Everyday is like Monday

So, another Monday, another week of work, another uphill struggle to the weekend ahead of us. What news nuggets might we chew over today?

  • The Blair-Brown feud raises its ugly head again. Yawn, yawn, yawn. Like everyone else in this country (with the possible exception of Alan Milburn), I am bored shitless hearing about this. Clearly there is a problem between the two: neither camp even bothers denying it anymore, instead disputing only the extent of the divide. Blair likened the coverage of the affair to a soap opera. Possibly. But at least soap operas have alternating storylines sometimes. There has to be a better way of settling this. I propose an arm-wrestle, live on BBC1, after Eastenders tomorrow evening. My money’s on the chunky Scotsman.

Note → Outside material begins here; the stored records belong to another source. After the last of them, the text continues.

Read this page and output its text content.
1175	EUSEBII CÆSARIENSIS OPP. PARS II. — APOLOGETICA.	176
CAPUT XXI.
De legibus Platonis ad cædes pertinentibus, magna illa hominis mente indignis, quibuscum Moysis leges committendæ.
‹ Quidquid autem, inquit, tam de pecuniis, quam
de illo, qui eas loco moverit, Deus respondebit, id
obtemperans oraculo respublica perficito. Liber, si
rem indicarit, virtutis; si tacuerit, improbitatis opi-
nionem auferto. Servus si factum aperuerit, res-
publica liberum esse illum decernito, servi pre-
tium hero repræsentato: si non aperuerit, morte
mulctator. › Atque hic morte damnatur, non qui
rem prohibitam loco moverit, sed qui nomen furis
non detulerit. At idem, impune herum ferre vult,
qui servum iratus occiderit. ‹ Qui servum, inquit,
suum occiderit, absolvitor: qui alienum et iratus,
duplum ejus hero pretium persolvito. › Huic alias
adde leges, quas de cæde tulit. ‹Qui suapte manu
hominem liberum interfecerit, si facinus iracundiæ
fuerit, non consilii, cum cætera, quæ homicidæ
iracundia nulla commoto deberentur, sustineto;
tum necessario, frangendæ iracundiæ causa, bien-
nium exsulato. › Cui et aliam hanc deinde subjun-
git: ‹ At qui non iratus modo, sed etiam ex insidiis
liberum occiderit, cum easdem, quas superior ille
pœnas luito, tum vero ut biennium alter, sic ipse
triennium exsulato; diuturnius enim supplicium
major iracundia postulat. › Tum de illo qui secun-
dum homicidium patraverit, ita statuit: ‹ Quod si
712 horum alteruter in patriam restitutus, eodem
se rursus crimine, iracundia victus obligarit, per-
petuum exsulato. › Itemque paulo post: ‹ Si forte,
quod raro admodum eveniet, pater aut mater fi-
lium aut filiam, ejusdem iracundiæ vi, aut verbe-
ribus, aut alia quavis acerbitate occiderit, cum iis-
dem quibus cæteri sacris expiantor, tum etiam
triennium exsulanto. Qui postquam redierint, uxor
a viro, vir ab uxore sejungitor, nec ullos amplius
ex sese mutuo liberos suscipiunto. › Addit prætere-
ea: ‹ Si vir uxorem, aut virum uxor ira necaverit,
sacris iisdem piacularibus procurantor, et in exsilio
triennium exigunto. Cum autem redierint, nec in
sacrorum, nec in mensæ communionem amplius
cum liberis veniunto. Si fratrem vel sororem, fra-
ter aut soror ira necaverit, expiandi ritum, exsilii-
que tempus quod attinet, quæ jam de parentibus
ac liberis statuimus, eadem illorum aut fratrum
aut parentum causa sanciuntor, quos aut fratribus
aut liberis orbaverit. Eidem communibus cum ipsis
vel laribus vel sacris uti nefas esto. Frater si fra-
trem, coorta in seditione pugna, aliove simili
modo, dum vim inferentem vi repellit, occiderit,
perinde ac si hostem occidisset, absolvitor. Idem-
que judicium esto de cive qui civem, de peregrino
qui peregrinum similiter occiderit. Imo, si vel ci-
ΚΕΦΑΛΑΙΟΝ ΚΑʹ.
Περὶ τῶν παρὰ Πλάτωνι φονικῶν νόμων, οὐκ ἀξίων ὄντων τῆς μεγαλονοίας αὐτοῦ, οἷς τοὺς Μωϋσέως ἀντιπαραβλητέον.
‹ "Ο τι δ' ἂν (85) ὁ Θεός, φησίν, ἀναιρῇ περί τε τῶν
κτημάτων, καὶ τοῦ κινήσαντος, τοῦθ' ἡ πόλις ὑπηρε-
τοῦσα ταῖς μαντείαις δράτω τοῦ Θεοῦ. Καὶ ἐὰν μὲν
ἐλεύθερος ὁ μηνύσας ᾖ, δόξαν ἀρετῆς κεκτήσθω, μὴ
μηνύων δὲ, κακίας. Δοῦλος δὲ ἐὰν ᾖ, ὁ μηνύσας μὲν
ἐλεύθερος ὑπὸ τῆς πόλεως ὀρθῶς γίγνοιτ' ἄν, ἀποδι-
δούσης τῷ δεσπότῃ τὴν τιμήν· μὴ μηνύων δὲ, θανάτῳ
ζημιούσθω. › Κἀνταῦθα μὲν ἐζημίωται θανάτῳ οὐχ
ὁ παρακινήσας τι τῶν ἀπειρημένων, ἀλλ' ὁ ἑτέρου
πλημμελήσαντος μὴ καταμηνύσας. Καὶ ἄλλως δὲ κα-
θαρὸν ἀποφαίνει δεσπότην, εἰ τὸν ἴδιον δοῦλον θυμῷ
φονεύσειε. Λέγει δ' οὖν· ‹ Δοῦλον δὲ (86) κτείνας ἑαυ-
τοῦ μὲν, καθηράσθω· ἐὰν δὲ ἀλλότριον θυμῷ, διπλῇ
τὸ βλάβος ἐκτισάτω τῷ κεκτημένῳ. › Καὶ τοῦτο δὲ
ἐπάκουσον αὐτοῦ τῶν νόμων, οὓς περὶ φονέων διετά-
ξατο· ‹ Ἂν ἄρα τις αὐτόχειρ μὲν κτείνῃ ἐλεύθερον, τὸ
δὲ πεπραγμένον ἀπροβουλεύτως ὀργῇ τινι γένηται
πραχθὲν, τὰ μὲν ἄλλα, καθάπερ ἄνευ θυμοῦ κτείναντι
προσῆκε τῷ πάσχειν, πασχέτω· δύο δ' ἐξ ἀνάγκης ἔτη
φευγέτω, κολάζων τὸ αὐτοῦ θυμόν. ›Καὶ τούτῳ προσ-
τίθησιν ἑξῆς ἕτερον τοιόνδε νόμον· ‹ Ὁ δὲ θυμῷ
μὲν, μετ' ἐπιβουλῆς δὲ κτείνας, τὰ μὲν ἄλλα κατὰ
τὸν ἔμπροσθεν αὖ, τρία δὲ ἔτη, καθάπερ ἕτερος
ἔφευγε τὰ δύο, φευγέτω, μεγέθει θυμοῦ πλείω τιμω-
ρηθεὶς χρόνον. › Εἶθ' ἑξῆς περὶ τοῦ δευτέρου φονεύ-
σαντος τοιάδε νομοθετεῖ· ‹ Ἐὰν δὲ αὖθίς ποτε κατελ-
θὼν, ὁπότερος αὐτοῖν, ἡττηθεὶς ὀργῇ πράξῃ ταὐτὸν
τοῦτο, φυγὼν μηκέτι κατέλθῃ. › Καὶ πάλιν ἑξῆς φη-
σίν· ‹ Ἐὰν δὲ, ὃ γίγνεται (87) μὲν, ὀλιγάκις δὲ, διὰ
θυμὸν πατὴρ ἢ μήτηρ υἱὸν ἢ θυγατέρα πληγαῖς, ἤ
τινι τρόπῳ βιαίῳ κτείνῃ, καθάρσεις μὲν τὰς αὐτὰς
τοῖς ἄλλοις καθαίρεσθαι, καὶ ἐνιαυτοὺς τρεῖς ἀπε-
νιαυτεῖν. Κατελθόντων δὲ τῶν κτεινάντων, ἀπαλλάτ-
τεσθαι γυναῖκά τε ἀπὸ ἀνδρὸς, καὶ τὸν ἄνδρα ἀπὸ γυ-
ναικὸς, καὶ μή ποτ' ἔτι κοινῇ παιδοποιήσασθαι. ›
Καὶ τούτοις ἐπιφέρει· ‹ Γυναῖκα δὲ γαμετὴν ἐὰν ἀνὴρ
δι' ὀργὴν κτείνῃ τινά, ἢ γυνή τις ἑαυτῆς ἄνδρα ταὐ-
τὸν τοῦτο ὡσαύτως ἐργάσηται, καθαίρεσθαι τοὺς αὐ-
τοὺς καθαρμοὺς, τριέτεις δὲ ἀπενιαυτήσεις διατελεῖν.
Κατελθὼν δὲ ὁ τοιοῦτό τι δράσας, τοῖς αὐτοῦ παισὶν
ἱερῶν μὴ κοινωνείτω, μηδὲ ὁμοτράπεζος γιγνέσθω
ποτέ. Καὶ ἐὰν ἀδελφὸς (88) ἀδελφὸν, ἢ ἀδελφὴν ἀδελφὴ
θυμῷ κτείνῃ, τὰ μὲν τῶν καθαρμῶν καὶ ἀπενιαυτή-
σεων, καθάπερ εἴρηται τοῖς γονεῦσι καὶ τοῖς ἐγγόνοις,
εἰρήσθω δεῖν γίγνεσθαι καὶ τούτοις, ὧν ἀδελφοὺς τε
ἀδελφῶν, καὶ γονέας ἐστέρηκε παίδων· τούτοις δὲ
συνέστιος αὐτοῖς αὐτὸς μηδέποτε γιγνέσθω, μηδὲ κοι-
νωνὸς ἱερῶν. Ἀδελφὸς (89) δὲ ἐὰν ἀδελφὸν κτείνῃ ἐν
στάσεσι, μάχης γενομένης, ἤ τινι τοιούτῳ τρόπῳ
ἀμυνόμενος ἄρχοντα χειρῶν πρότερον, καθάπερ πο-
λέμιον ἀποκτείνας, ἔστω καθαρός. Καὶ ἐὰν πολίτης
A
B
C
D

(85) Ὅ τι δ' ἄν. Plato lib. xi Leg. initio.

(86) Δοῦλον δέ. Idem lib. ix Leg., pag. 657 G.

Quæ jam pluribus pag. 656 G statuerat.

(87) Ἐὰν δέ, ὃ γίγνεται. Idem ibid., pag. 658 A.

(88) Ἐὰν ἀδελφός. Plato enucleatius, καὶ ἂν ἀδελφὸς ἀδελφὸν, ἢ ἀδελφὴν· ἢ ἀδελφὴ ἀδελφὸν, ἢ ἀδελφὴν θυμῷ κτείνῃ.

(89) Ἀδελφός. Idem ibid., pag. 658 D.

  • The Liberal Democrats have launched their manifesto for the upcoming local elections on 4th May. Offering “fresh choices”, they pledge to cut crime and scrap council tax. Sounds great doesn’t it? Oh, but hang on. I see some problems. Firstly, you would no more expect the Lib Dems to cut crime than you would expect Wayne Rooney to solve Fermat’s last theorem. This is the same party that, not too long ago, advocated sending young car crime offenders on little driving weekends when they should, of course, be repeatedly beaten with shitty sticks. Secondly, they intend to replace the council tax with the local income tax which, by many accounts, would be even more expensive for the average tax payer. To be avoided.
  • Regarding the whole issue of party ‘loans’, I think state funding of parties is the best solution. By no means a perfect one, but definitely preferable to the current situation. Our political parties should not be in thrall to business, powerful lobby interests, trade unions or secret individual backers. Regulated state funding would ensure maximum party independence; individual donations or ‘loans’ of any size should be forbidden. That should clean the shady bastards up once and for all.
  • Meanwhile, in a rare excursion for me into football, it’s great to see a potential title race for the Premiership opening up after a full season of dominance by dull, dull, dull Chelsea. It will also be nice to see that irritating tosser Jose Mourinho and his huge squad of dullards actually breaking into a sweat. It’s just a shame that the late challenge is coming from the Great Satan itself: Manchester United. Rock and a hard place, rock and a hard place.
  • Well, Monday is starting to draw to a close. Just a few more hours to grind out, then it’s off home to listen to new offerings from The Flaming Lips and the inimitable Morrissey.